During tomato season, which in Florida is November and December, Lewis serves heirloom tomatoes dressed simply with sliced red onion, sea salt and cracked black pepper. Instead of adding basil, like a Caprese salad, he uses the Japanese herb shiso and dresses the whole dish in an ice wine vinegar called Minus8.
“It has an amazing balance of sweet and sour to it that I think kind of takes the dish to the next level,” he said.
Also on the menu are new takes on sashimi, such as tuna tataki with roasted peppers, fish sauce and ponzu, and sliced hamachi with Thai basil, mint, chervil and chiles. The mint keeps the latter dish “interesting,” while the basil and chervil “kind of keep it grounded,” Lewis said.
“The licorice notes [in the chervil] play into a kind of Chinese five spice,” he said.
Kyu also serves a style of crunchy sushi, made by making traditional sushi rice, pressing it, chilling it until it gets firm, and cutting it into sushi-sized pieces that are quickly fried until crispy on the outside and light, fluffy and vinegary on the inside. Toppings include tuna tartare with chipotle, or hamachi tartare with wasabi.

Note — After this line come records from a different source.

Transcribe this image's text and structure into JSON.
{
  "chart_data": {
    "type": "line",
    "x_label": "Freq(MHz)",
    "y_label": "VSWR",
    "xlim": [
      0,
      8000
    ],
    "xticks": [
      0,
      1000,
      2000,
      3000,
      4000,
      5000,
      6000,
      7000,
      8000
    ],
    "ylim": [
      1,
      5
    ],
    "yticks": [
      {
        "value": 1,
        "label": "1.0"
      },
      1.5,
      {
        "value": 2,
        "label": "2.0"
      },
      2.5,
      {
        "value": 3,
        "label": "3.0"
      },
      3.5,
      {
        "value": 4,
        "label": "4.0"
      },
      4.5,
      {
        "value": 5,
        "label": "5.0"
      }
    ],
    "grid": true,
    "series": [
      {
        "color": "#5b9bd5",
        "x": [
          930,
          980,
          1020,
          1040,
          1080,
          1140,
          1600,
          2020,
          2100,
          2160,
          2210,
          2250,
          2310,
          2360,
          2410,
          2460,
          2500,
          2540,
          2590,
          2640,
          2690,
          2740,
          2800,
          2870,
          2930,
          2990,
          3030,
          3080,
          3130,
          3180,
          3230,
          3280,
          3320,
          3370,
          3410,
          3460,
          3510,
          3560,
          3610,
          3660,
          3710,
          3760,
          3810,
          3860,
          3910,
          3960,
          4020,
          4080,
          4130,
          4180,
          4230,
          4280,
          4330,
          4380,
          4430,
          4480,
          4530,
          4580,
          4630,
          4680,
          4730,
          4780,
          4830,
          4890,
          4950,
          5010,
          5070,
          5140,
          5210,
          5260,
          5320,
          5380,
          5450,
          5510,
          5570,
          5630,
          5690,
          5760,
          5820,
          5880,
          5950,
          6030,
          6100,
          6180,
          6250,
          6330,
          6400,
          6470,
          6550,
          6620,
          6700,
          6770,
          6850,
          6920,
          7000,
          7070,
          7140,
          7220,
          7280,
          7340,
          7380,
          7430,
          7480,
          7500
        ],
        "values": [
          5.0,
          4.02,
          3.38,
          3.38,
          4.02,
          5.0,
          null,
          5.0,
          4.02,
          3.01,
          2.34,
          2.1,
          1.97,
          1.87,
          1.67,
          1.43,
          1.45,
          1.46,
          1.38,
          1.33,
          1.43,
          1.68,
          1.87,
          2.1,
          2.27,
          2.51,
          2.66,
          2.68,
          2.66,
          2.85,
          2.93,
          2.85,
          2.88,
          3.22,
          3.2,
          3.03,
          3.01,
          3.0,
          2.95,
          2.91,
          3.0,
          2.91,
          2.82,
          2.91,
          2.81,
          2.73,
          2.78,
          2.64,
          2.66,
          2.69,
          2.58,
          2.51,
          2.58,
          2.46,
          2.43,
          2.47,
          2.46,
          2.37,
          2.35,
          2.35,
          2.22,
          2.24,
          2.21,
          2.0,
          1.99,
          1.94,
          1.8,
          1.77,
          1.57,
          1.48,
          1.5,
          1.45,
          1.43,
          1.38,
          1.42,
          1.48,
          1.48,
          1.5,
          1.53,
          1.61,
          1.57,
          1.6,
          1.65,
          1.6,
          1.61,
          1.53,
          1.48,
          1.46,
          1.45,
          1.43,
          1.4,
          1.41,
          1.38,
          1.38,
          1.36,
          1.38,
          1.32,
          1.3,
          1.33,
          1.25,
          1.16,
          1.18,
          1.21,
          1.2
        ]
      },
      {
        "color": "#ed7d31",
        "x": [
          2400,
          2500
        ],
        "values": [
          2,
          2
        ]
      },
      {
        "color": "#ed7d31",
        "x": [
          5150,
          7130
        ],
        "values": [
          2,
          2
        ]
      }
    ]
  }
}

For fish, Lewis does a fresh take on Nobu- and Zuma-style dishes like miso-marinated black cod. But he uses local snapper instead, which he cooks with brown butter and white miso.
“It’s just a super-fresh piece of fish with a similar flavor profile, but you have that lovely, light, flaky freshness from actual fresh fish, not a frozen piece of black cod that you’ve had to marinate for 10 days,” he said.
Although New York City is Lewis’s spiritual home in many senses, he makes a nod to his hometown with crab buns.
Crab buns
“Being from Baltimore, it would be rude not to put some crab in there,” he said.
The buns are inspired by Shanghai-style charsiu pork dumplings, but with soft-shell crab instead. Lewis dresses them with a spicy lime aïoli with fermented chile and citrus, yuzu-scented pickles and shiso.
“It’s hot and cold and crispy and crunchy and light and bright and herby,” he said.
Despite the national accolades, Lewis said he wants Kyu to remain “a local restaurant for locals.”
“We’re just a little neighborhood restaurant … that’s trying to do something a little bit better than maybe the other guy,” he said.